Internal Affairs: SJPD upgrade to allow immediate access to home surveillance systems - San Jose Mercury News
"As a result of a suggestion by Mayor Sam Liccardo in his campaign last year, the San Jose Police Department has been assembling a registry of people with home surveillance systems that they're willing to share with investigators. So far, the mayor's office says, 229 systems have been registered.
"When the cops are equipped with upgraded laptops -- which is expected within the next few weeks -- they'll be able to access the videos quickly.

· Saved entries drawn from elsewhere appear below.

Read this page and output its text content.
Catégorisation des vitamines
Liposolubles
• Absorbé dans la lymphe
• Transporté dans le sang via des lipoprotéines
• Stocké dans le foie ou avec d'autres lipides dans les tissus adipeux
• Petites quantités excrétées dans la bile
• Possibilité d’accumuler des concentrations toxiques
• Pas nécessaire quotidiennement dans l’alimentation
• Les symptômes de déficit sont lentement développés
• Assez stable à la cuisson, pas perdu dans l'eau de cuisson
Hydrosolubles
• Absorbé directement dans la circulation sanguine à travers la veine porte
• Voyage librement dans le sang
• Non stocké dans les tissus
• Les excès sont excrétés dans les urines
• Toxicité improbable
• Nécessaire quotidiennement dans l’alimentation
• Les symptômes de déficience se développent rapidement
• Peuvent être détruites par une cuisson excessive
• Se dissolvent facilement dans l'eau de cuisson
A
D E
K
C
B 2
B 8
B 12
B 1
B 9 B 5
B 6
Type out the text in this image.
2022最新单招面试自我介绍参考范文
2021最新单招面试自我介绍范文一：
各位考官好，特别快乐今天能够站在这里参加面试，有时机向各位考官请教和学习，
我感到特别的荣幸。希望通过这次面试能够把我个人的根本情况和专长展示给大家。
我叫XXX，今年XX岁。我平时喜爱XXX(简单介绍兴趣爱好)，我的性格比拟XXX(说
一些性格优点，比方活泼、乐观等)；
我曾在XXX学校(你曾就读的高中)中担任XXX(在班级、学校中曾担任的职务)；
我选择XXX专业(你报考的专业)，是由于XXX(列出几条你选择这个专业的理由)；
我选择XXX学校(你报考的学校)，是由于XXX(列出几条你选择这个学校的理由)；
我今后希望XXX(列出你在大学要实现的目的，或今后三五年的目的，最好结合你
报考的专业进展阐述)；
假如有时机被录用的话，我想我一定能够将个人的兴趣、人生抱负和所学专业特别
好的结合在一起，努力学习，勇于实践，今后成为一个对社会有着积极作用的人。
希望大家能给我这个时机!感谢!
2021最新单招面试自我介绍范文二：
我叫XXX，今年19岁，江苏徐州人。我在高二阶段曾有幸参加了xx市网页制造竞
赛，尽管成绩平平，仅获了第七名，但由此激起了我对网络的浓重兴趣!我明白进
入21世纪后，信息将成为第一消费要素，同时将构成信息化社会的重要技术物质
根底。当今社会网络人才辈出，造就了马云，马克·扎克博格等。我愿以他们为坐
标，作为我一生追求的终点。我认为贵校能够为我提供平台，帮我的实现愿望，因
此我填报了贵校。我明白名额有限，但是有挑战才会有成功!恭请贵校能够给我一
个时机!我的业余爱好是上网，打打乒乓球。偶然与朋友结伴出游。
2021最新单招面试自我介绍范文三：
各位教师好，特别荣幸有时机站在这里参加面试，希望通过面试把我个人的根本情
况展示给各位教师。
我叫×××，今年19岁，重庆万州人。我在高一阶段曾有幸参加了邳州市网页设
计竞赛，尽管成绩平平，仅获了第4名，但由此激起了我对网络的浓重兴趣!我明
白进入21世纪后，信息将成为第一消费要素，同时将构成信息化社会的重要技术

The idea is that a cop responding to a burglary, say, would be able to draw a boundary around a given area and send emails to registrants, asking to check their video equipment."
"A program designed to deliver renewable power to residents as early as next spring has stalled.
"CleanPowerSF, which seeks to offer services that are greener than PG&E’s, including a 100 percent renewable energy alternative, was scheduled to start next spring. But the contract approval process and an added business plan will push the start date back by six weeks or more.
"The city’s Public Utilities Commission has received 52 bids for one part of the project, which will take time to evaluate, said Barbara Hale, assistant general manager for power. The most competitively priced options top the proposed $10 million cap, which will require new approval from the Board of Supervisors and add at least four weeks before a contract is signed."
"Wonder Woman, Spiderman, Batman and ten other superheroes will descend from the top of a San Francisco hospital on Monday to wash windows and bring some joy to children.
"The superheroes will start their descent at 12:45 p.m. from the sixth floor of the University of California at San Francisco’s Benioff Children’s Hospital at 1975 Fourth St, and hope to wave at children as they descend.
"The event is part of the hospital’s child life services program, which aims to provide a wealth of services to children beyond medical services."